Being stuck in quarantine is difficult no matter the circumstances, but adding small children to the equation creates a special set of challenges. “Dancing With the Stars” couple Peta Murgatroyd and Maksim Chmerkovskiy understand this all too well. They are stuck at home with their three-year-old son, and opening up to Entertainment Tonight about how things are going.
“The big plus is that we have the family time, like all the time now, which is incredible,” Murgatroyd said. But they admitted that once their son goes to bed, they’re both exhausted and usually fall asleep watching Netflix.
“We’re trying. We’re doing our best, everybody’s figuring it out,” Chmerkovskiy added. “We rely so much on outside help, it’s crazy, so this is a good time for people to reconnect as families and figure this out. Be together and know how to spend that time.”
Not being able to go to the gym has also been tough for them.
“But with the gyms being closed and everything, like, we love to work out. We love to get that exercise every single day to keep our minds active, to get up and wake up feeling good.”
But they’ve adjusted by doing workouts at home or in their courtyard.
“You don’t really need anything else but your body weight,” Murgatroyd said. “When we do our workout sessions, we don’t use any weights, nothing like that, because we know people can’t necessarily get a hold of that stuff [right now].”

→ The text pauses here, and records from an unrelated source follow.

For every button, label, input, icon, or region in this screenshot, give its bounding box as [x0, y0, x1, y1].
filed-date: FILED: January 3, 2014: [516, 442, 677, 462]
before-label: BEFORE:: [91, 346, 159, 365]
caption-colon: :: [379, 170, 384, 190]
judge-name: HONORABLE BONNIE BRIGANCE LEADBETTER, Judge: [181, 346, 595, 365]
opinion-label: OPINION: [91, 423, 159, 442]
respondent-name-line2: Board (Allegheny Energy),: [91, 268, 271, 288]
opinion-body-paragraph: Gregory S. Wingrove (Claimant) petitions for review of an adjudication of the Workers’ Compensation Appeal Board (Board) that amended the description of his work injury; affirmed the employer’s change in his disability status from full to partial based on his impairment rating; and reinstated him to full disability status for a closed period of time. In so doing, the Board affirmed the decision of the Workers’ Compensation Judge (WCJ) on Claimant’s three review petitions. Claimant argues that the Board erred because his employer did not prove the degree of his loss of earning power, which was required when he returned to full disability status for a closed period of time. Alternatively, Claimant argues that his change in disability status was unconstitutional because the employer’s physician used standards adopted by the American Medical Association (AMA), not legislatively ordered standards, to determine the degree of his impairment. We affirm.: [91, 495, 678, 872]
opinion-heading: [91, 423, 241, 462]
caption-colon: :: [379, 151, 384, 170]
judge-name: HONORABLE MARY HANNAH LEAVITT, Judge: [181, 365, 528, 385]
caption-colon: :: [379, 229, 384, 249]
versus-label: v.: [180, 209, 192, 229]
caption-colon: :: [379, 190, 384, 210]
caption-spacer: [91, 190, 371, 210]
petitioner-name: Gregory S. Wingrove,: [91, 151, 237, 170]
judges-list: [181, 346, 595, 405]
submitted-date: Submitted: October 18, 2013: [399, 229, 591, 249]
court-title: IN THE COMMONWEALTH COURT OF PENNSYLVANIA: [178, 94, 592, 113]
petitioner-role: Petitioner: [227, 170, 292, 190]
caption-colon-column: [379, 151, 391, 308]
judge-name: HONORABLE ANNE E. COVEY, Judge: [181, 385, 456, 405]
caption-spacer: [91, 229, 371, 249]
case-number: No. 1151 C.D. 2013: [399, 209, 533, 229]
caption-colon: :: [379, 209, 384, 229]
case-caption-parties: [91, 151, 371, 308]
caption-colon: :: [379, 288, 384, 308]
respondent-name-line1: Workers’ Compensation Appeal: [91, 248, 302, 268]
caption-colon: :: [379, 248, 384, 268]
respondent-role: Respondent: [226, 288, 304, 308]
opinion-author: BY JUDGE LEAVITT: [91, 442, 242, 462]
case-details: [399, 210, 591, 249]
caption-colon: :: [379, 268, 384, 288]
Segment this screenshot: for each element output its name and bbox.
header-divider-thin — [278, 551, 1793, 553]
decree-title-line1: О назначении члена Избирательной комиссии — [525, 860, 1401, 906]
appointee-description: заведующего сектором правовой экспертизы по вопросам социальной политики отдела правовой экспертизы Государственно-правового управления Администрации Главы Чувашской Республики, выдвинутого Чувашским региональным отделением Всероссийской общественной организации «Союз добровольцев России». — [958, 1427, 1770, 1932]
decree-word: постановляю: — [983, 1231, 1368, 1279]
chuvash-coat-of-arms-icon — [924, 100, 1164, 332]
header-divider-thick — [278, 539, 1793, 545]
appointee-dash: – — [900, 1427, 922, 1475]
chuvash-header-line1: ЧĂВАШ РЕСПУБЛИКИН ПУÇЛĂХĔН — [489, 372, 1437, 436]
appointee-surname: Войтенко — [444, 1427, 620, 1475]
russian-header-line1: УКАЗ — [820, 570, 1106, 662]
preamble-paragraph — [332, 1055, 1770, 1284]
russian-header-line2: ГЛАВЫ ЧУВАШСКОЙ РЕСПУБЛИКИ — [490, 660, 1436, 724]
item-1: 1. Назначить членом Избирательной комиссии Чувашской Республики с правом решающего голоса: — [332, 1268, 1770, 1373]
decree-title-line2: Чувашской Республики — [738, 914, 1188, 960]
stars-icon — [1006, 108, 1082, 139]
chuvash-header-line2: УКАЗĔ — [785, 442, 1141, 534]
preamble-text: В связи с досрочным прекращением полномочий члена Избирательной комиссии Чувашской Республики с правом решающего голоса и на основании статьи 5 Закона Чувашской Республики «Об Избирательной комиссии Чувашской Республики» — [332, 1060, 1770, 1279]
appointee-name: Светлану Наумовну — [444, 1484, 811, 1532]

Heath officials are urging people to remain in their homes as much as possible and avoid all social gatherings. Additionally, the CDC has issued some tips for helping to avoid contracting the disease.
Avoid close contact with people who are sick.
Avoid touching your eyes, nose, and mouth.
Stay home when you are sick.
Cover your cough or sneeze with a tissue, then throw the tissue in the trash.
Clean and disinfect frequently touched objects and surfaces using a regular household cleaning spray or wipe.
Facemasks should be used by people who show symptoms of COVID-19 to help prevent the spread of the disease to others. The use of facemasks is also crucial for health workers and people who are taking care of someone in close settings (at home or in a health care facility).
Wash your hands often with soap and water for at least 20 seconds, especially after going to the bathroom; before eating; and after blowing your nose, coughing, or sneezing.
If soap and water are not readily available, use an alcohol-based hand sanitizer with at least 60% alcohol. Always wash hands with soap and water if hands are visibly dirty.